By Marcela Ayres
BRASILIA (Reuters) – Brazil’s central bank is committed to lowering the risk premium associated with uncertainties surrounding monetary policy, its head Roberto Campos Neto said on Friday as he sets the stage for an imminent leadership transition.
“The premium associated with that has decreased a little bit,” he said during an event hosted by Barclays. “It’s a game of credibility, we need to continue demonstrating coherence.”
Campos Neto, whose term ends in December, emphasized that all of the bank’s board members are delivering the same message: the central bank is data-dependent and will not provide any guidance on future steps, but will do whatever is necessary to bring inflation to the target.

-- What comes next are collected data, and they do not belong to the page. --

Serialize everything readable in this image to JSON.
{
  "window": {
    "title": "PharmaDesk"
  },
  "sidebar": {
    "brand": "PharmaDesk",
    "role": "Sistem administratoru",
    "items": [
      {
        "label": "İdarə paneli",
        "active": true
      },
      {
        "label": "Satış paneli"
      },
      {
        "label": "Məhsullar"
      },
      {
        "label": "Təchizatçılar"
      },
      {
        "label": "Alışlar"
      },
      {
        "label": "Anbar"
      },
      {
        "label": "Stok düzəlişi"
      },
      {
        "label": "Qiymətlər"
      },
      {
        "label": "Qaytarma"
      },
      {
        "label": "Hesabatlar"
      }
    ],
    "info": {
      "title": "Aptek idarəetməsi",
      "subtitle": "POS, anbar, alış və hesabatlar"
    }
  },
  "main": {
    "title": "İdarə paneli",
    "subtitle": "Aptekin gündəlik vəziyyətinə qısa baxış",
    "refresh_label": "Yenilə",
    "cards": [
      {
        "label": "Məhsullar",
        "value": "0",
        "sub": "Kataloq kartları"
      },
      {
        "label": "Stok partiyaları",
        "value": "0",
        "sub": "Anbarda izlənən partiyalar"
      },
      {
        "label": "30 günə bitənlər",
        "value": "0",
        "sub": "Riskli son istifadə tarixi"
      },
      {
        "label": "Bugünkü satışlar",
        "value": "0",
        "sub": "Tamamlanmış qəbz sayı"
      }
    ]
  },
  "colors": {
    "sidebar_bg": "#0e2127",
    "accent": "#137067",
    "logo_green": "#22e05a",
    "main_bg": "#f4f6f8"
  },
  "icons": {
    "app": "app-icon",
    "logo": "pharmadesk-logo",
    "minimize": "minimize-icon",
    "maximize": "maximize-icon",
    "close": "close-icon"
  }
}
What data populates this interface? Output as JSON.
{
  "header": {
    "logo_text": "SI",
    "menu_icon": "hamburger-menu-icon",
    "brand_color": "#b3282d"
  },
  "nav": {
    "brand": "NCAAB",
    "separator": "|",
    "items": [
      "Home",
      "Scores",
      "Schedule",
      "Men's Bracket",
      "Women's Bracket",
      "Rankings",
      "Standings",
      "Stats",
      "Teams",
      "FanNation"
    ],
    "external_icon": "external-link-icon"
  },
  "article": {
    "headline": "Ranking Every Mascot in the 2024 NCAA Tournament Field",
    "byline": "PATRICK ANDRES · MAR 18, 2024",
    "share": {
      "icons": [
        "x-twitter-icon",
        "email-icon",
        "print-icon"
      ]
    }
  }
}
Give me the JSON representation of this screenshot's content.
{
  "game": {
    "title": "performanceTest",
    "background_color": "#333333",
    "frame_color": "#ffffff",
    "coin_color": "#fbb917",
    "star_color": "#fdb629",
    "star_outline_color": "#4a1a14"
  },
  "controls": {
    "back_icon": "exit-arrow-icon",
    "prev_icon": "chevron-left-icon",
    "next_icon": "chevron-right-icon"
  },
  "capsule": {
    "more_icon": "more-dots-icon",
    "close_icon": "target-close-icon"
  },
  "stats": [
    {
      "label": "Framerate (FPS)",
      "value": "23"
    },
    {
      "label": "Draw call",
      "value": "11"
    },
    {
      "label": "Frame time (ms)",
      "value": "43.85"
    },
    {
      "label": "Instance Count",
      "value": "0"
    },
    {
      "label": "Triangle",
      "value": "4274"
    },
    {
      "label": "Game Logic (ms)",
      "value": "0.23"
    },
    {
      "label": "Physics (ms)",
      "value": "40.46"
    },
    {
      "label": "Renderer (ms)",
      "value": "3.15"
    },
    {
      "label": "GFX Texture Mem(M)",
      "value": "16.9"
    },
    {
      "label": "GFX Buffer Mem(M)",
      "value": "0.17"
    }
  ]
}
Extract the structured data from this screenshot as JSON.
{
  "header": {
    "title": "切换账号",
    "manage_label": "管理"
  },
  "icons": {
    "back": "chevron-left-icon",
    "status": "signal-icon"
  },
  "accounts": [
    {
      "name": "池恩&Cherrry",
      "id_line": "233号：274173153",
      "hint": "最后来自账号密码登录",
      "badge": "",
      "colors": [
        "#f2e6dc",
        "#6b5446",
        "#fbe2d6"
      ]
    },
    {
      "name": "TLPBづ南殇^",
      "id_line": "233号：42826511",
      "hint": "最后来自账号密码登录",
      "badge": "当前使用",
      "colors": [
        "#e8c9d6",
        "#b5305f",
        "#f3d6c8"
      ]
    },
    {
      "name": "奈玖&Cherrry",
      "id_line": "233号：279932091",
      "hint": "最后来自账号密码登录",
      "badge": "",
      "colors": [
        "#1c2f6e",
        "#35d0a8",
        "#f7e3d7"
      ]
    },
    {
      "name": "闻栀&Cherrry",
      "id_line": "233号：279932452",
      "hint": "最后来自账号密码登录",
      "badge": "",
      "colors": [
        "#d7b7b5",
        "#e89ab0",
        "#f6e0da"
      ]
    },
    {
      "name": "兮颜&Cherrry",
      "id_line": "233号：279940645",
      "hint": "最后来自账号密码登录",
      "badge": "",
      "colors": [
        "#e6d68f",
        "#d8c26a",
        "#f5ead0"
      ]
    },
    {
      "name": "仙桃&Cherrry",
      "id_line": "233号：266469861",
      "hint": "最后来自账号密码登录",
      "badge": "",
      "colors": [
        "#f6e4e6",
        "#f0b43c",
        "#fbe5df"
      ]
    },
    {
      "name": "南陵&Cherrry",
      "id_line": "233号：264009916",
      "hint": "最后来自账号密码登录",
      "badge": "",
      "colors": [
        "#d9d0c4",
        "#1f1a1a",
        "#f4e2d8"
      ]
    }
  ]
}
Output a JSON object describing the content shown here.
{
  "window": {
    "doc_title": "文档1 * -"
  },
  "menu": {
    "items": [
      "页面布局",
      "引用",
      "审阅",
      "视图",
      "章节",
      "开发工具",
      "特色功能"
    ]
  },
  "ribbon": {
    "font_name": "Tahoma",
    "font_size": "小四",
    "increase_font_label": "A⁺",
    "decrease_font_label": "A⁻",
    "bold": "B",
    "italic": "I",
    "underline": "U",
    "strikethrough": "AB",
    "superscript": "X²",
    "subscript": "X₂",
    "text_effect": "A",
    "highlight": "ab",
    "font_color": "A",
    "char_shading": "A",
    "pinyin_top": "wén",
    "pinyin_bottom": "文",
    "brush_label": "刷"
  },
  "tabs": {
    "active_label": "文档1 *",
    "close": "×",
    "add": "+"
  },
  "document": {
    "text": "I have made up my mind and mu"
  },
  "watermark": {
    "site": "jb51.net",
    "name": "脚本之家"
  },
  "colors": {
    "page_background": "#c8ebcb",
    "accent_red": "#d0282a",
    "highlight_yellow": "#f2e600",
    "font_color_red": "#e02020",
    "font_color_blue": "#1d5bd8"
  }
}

“If hiking rates is necessary, we will do it,” he said. “People are now understanding that regardless of who is in charge of the central bank or who the directors are, the direction is set.”
In recent weeks, monetary policy director Gabriel Galipolo has been leading more hawkish remarks that helped strengthen the Brazilian real following a depreciation spiral against the U.S. dollar.
Sources told Reuters that Brazilian President Luiz Inacio Lula da Silva would soon nominate him to succeed Campos Neto. Lula said on Friday that he did not know for sure if Galipolo would be his pick for the position.
Galipolo has highlighted that, in his view, the balance of inflationary risks is now asymmetric, tilted to the upside.
In the minutes of its latest rate decision, where borrowing costs were held steady at 10.5% for the second consecutive time, the central bank revealed that its board members now see more upside than downside risks to inflation, though there was no consensus on whether the balance is asymmetric.
When asked about his personal opinion, Campos Neto responded that he could not answer the question, noting that not all members’ views are publicly disclosed.
He said upcoming inflation figures should be lower after the 12-month reading showed an increase to 4.5% in July, noting that economic activity continues to surprise policymakers on the upside.